Files become piracy when there is evidence of intentional copyright infringement, for example when the chunk is part of a valid MPEG4 file and the MPEG4 file is titled "Wednesday_S2E4_FullHD_NetflixRip.MP4"
Re last para: probably because it's full of very certain, but also quite certainly wrong, statements along the lines of "Under current legal doctrine, blobs need some form of chain of custody." Citation needed.
It's not the illegalness I'm challenging, it's the problematicness. Maybe it is illegal to even think about those bit patterns. But I'm not aware of cases where people get _actually_ thrown in jail or fined for possessing or transmitting them. In all of the cases I know about there is intent involved.
It is hard to tell if this is what you are saying. But a common misconception of ipfs seems to be that you may end up hosting random unwanted files. this is untrue, you only end up hosting files you want.
Isn't the main use of bittorrent for ML and research data? Academic torrents is a wonderful resource and what every developer should be using if they need to provide their neural network weights, training data, etc.

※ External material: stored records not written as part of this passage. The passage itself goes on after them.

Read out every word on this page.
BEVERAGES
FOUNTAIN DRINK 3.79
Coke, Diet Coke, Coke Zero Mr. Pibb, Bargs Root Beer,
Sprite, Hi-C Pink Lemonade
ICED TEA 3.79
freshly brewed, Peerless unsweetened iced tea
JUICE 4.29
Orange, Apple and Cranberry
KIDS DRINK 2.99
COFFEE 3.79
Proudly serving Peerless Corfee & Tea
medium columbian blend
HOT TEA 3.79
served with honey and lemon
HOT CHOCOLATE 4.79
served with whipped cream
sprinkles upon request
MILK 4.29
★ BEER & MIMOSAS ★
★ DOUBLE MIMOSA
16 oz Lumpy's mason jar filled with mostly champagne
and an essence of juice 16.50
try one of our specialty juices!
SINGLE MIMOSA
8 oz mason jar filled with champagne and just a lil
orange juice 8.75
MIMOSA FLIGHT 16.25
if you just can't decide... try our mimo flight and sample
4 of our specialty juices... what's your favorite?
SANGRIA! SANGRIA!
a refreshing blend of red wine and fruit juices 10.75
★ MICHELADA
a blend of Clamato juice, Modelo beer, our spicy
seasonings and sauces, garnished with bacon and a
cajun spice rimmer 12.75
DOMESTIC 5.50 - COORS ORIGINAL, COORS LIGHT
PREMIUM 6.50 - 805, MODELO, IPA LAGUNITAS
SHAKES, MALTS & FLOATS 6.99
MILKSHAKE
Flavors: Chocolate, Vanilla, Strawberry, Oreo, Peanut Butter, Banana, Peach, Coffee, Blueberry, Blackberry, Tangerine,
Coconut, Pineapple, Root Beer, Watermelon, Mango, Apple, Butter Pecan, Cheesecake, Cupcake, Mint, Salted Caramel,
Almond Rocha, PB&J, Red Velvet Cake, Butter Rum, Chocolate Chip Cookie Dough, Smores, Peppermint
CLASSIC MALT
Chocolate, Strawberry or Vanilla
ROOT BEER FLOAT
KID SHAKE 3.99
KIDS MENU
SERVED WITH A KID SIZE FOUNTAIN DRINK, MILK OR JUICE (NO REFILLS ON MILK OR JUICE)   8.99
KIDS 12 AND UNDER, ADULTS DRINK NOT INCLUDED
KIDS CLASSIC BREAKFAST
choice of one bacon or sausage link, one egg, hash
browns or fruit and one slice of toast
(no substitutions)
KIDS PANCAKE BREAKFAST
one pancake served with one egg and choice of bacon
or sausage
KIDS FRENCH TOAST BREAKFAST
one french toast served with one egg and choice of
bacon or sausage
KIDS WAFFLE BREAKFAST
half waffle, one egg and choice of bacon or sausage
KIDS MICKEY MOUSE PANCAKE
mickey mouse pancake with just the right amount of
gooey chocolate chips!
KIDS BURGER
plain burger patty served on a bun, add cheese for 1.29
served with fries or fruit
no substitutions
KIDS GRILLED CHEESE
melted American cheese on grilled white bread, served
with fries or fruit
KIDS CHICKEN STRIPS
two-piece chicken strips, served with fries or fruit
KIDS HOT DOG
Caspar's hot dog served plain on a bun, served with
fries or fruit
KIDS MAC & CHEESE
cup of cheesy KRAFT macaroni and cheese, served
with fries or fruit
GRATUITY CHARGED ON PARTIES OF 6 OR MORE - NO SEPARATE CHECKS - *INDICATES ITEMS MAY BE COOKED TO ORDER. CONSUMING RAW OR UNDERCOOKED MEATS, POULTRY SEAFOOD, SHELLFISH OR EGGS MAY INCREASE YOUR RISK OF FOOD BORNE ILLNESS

How is there any legal problem using bittorrent? It's simply much more tailored for this problem than http. It doesn't make any sense to talk about 'Legal problems' for torrent protocols.
What planet have you been living on? Bittorrent is widely used to distribute copyrighted material - movies, TV shows, games, programs, porn... I'd imagine a large majority of bittorrent traffic worldwide is pirated material, with a small portion being datasets as you describe, and other legally-shared data like actual Linux distros, etc.
I suppose there could be many things happening on the internet that we are unaware of; however, torrents are very good and specifically tailored as a protocol for scientific data and ML.
It solves the link-rot issues that occur due to moving institutions, it allows huge storage for essentially free (ever tried to store 9 TB of training data or CERN data on Dropbox?), and it scales extremely beautifully.
It's really the absolute perfect solution for reproducible research in large data studies.
Torrents are no longer main source of copyrighted materials, at least for shows and movies. There is a bunch of illegal services that provide Netflix like experience against pirated content.
If you’re distributing CSAM on your blob storage, and someone lets you know, you should probably remove it. This is independent of whether you distribute chunks or the whole file.
I think for piracy/DMCA it’s enough to simply remove it. As for CSAM or more serious stuff, I don’t know if that’s enough? Does section 230 cover that? Is there a difference between being a company and an individual?
Yes this is truly promising but beware of dragons. Under current legal doctrine, blobs need some form of chain of custody. You can’t just deliver chunks to whomever has a hash (unless you’re decentralized, and you can move this problem to your users). Why? Because this is how bittorrent works, and we all know the legal dangers there. Encryption helps against eavesdropping, but not against an adversary who already has the hash and simply wants to prove you are distributing pirated material or even CSAM. You may be able to circumvent this to shift blame back on the user, in some cases. For instance, say you are re-syncing dangerous goods that you initially uploaded over Dropbox, then Dropbox can probably blame you, even though they are technically distributing. But that requires Dropbox to be reasonably confident that “you” (ie the same legal entity) had those chunks in the first place.